Quale fattore è stato decisivo nel voto in Sardegna? Difficile trovare un minimo comune denominatore per semplificare l’esito di un’elezione decisa da circa 3mila voti a favore di Alessandra Todde, candidata del centrosinistra, nella sfida con Paolo Truzzu, sindaco di Cagliari di Fratelli d’Italia e uomo del centrodestra. “Più che di un trionfo del centrosinistra è giusto dire che si sia trattata di una sconfitta strategica della destra”, dice a True-News Alessandro Faggiano, caporedattore di Termometro Politico.
“Anzi”, aggiunge Faggiano, “possiamo realisticamente dire che si tratti della prima sconfitta strategica di Giorgia Meloni da settembre 2022 a oggi. La premier”, nota l’analista politico, “ha imposto il candidato, Paolo Truzzu, nonostante sapesse che era fragile e in crisi di consensi nella sua stessa città”, dove peraltro Todde ha vinto ampiamente. “E questo è risultato un errore decisivo. La volontà di far pesare in Sardegna, di fronte a un voto dove molto contavano le dinamiche locali, i rapporti di forza nazionali per sfilare la regione alla Lega non si è rivelata vincente”.
Come Todde ha vinto in Sardegna
La debolezza di Truzzu ha determinato la sconfitta “in un contesto dove invece il centrodestra ha saputo tenere a livello di lista. Ma Pd e Movimento Cinque Stelle hanno saputo scegliere un nome più forte, quello della Todde” che, aggiunge Faggiano, “ha saputo muoversi bene e meglio di Truzzu su un dossier caldo in queste settimane come quello dell’agricoltura“.
Todde ha proposto una legge quadro sullo sviluppo agropastorale nell’Isola dei nuraghi, non si è sottratta al confronto pubblico, unica candidata presente assieme a Renato Soru, organizzato da Copagri, ha ricevuto gli assist di Elly Schlein e Giuseppe Conte che hanno attaccato Meloni e la giunta Solinas sull’agricoltura. Ha dunque beneficiato di quel vento positivo che nel 2019, sull’onda delle proteste per i prezzi del latte, premiò Christian Solinas.
“Ogni elemento può aver avuto un suo peso in una corsa decisa all’ultimo voto”, aggiunge Faggiano, “e bisogna ricordare che le dinamiche tra loro convergono a formare un vettore che punta in più direzioni. Al contempo, a cavallo tra questioni nazionali e locali”, nota Faggiano, “non può essere escluso che un ruolo possa esser stato giocato dal fermento sociale delle ultime settimane. Perché non pensare ad esempio che in Sardegna alcuni elettori non abbiano votato sulla scia dell’indignazione provocata dalla gestione reazionaria dell’ordine pubblico andata in scena in contesti come quello di Pisa”.
E ora l’Abruzzo…
In generale, aggiunge Faggiano, “Todde vince sulla scia di una mobilitazione dovuta all’effetto underdog, che rende possibile una rimonta tramite la mobilitazione di un elettorato che sente possibile la vittoria. Vedremo se questo effetto si riproporrà in Abruzzo, tra due settimane”.

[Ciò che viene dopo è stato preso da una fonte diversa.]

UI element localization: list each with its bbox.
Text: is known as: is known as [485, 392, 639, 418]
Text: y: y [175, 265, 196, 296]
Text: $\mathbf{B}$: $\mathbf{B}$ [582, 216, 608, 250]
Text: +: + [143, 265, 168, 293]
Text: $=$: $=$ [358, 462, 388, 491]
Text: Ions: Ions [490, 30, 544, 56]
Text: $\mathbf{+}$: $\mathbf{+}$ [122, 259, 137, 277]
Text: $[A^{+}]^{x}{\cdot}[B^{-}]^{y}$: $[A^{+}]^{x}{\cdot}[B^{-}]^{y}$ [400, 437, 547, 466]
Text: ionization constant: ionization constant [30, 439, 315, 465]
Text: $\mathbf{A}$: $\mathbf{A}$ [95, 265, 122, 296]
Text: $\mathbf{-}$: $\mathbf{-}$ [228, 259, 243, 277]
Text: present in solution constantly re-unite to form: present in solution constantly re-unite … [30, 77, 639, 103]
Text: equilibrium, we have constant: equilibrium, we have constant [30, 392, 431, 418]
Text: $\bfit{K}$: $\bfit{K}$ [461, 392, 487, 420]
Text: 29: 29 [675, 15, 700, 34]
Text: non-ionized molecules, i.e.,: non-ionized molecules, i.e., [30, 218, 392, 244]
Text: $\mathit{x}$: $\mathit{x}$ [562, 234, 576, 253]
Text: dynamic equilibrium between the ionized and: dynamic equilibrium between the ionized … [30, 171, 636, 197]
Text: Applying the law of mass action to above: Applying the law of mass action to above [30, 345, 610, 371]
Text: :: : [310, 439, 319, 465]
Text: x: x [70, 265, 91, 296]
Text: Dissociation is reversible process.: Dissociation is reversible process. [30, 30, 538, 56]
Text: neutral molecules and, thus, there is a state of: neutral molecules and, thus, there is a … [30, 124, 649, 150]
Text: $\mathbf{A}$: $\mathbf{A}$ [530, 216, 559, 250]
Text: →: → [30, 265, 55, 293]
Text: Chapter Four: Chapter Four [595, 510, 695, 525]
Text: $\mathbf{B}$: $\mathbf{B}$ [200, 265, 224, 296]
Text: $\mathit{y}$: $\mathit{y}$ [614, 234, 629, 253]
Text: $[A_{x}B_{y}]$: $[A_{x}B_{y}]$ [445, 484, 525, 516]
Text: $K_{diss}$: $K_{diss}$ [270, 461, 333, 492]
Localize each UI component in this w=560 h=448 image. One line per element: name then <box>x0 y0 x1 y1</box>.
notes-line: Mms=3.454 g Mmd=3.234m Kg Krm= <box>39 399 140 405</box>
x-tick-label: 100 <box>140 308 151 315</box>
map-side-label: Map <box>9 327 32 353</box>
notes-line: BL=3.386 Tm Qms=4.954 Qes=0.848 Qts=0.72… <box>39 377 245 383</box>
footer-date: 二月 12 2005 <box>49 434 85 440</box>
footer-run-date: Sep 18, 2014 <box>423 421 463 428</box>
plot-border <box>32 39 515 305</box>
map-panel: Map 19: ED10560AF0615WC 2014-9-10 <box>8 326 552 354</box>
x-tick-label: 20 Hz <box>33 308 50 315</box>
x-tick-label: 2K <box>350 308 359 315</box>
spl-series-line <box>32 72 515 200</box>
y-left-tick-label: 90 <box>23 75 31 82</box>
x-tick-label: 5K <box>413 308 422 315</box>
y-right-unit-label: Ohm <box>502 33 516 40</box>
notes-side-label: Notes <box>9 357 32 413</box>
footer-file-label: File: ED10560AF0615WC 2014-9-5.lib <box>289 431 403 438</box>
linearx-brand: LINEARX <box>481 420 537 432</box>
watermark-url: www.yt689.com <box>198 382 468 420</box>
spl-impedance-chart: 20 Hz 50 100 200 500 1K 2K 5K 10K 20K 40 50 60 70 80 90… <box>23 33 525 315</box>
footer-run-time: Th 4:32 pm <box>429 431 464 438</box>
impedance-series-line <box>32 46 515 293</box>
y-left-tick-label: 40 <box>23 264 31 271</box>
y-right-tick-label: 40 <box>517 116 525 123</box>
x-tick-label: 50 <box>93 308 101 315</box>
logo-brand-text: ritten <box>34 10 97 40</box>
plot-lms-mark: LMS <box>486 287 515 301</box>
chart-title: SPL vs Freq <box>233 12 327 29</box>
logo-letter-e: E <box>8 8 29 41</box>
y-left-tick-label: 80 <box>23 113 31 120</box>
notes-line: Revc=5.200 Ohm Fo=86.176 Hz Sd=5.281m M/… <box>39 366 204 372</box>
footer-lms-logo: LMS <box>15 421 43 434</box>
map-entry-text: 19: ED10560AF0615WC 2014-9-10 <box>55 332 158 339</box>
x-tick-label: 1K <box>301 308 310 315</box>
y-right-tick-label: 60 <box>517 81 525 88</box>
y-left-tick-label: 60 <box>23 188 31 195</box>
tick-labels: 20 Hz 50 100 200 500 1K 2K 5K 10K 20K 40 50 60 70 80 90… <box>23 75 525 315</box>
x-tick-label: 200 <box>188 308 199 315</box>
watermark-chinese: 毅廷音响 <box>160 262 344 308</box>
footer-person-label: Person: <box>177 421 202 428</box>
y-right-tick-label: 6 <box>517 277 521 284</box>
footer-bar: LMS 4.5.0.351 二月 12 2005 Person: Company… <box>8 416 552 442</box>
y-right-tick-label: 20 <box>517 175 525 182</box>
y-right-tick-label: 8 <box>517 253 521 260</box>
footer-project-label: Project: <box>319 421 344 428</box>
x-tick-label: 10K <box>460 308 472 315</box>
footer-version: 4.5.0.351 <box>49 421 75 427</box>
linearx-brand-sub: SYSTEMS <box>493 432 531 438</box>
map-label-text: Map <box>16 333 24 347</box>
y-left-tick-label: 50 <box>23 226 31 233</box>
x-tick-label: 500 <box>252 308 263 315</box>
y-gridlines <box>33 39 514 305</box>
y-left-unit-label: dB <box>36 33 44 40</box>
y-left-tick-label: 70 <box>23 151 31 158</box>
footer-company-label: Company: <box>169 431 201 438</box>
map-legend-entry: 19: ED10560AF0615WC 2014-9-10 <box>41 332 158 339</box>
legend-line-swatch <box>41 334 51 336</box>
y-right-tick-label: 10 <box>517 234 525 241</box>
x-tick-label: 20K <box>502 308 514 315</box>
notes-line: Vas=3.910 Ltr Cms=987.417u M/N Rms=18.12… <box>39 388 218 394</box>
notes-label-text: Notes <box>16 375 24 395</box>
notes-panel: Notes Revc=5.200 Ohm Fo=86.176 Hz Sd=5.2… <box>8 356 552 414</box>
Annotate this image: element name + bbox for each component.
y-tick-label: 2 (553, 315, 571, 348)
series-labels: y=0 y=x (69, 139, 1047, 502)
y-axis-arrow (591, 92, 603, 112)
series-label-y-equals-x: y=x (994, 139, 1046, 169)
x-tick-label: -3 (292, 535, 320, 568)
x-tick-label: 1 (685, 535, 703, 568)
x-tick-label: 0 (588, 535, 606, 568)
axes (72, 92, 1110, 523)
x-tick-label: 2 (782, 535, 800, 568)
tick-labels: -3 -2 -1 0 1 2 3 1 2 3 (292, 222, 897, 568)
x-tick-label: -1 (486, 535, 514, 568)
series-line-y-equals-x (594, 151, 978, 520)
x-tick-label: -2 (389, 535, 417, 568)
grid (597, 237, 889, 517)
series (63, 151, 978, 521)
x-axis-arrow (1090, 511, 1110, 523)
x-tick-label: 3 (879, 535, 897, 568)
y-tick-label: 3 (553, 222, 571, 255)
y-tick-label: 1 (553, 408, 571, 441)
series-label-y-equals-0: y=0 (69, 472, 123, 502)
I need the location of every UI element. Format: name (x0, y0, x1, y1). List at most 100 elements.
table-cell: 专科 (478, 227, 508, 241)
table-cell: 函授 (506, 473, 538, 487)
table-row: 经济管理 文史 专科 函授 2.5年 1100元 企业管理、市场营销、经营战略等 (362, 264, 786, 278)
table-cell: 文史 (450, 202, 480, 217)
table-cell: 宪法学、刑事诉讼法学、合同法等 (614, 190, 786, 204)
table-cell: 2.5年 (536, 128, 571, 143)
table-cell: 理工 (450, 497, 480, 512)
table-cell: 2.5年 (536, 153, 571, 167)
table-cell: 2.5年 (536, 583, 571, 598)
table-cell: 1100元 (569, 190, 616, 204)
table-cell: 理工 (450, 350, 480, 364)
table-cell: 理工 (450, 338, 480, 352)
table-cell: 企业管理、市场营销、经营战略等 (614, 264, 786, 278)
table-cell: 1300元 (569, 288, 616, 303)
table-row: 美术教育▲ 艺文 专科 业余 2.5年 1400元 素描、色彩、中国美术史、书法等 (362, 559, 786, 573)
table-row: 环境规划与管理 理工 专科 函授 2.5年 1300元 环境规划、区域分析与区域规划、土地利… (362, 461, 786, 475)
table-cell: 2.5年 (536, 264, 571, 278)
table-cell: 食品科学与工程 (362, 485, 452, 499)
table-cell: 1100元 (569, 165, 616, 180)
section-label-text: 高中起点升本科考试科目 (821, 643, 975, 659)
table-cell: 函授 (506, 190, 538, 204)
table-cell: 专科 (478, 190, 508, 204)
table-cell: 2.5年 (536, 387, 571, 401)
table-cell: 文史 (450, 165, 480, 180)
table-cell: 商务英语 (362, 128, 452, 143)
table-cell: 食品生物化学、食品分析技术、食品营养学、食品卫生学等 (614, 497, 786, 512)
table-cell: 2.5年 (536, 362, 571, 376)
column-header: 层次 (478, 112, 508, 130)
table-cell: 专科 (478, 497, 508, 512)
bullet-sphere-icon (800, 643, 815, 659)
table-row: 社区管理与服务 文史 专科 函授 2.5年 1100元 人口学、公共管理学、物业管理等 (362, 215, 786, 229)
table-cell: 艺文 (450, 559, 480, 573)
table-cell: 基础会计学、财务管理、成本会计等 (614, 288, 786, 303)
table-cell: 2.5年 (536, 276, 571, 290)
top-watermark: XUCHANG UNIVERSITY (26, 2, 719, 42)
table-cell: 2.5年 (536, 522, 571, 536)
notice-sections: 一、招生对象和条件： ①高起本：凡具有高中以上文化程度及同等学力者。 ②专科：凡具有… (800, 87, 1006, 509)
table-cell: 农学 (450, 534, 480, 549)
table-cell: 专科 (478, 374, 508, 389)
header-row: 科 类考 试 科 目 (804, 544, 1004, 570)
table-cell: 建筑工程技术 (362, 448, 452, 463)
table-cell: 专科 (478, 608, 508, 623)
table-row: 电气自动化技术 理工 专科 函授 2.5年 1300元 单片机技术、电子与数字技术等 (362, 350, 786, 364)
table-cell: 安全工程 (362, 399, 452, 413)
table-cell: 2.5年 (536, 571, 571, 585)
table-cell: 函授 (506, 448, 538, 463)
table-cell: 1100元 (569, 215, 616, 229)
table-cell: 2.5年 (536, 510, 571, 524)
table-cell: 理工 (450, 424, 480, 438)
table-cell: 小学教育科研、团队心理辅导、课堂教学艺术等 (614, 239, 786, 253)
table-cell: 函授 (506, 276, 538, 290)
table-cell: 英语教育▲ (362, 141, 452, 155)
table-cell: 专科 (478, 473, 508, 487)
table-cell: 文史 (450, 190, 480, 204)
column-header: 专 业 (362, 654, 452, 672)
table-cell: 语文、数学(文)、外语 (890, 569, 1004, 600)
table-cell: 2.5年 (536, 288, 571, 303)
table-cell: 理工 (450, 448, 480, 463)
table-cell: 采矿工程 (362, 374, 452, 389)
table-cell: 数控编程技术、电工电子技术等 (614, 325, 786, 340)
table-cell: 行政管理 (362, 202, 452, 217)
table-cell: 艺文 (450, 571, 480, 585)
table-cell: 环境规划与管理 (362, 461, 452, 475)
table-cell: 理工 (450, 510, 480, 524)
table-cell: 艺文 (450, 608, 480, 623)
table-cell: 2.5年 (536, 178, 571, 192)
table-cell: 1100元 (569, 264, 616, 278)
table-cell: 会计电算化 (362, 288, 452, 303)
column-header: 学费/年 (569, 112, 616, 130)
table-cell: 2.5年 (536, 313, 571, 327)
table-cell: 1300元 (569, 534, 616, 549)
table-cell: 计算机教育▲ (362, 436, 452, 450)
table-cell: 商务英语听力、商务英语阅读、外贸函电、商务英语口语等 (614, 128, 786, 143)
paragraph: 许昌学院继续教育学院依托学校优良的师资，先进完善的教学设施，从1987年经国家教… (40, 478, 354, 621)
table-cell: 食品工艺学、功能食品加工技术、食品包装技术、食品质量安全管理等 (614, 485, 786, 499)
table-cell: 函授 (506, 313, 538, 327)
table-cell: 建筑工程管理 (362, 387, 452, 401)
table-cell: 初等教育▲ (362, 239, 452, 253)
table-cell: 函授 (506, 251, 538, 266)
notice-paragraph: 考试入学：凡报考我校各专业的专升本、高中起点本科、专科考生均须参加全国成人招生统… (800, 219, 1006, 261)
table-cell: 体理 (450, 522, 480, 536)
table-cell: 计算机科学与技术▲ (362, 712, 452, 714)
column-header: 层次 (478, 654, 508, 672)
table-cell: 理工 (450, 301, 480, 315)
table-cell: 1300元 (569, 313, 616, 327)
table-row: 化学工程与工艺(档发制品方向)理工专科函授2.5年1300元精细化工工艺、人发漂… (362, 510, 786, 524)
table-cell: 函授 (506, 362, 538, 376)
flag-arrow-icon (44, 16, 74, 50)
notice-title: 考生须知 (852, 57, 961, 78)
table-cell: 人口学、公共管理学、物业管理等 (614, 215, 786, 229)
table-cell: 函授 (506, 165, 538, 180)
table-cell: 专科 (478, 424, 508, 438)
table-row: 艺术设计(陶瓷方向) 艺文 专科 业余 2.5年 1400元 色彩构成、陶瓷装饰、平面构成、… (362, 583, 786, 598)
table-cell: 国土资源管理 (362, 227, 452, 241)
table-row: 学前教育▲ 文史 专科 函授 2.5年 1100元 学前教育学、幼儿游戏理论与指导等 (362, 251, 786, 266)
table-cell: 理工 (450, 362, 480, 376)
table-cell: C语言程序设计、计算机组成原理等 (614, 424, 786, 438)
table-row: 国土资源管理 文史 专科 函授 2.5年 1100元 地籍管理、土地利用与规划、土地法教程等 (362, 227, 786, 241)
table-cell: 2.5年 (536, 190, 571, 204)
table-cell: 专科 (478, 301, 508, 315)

In Abruzzo Luciano D’Amico sarà sostenuto da un campo “larghissimo” che a Pd, M5S e ecologisti vedrà sommarsi anche i centristi e partiti come Azione e Italia Viva. “Non è detto che questa sommatoria aiuti a prescindere”, nota Faggiano, “perché sarà necessario trovare quel minimo comune denominatore che è fondamentale per rendere coesa” una coalizione di questo tipo. L’avvicinamento Conte-Schlein e l’uso politico di fattori come la lotta alle disuguaglianze e l’ambientalismo in Sardegna “hanno aiutato a mobilitare l’elettorato. In Abruzzo il centrosinistra ha la possibilità di confermarsi ma molto è ancora in gioco”. Ogni voto è storia a sé. Specie alle Regionali. Dove le dinamiche nazionali chiamano sicuramente alle urne. Ma ogni risultato è, prima di tutto, figlio del territorio. Come del resto il successo di Todde conferma.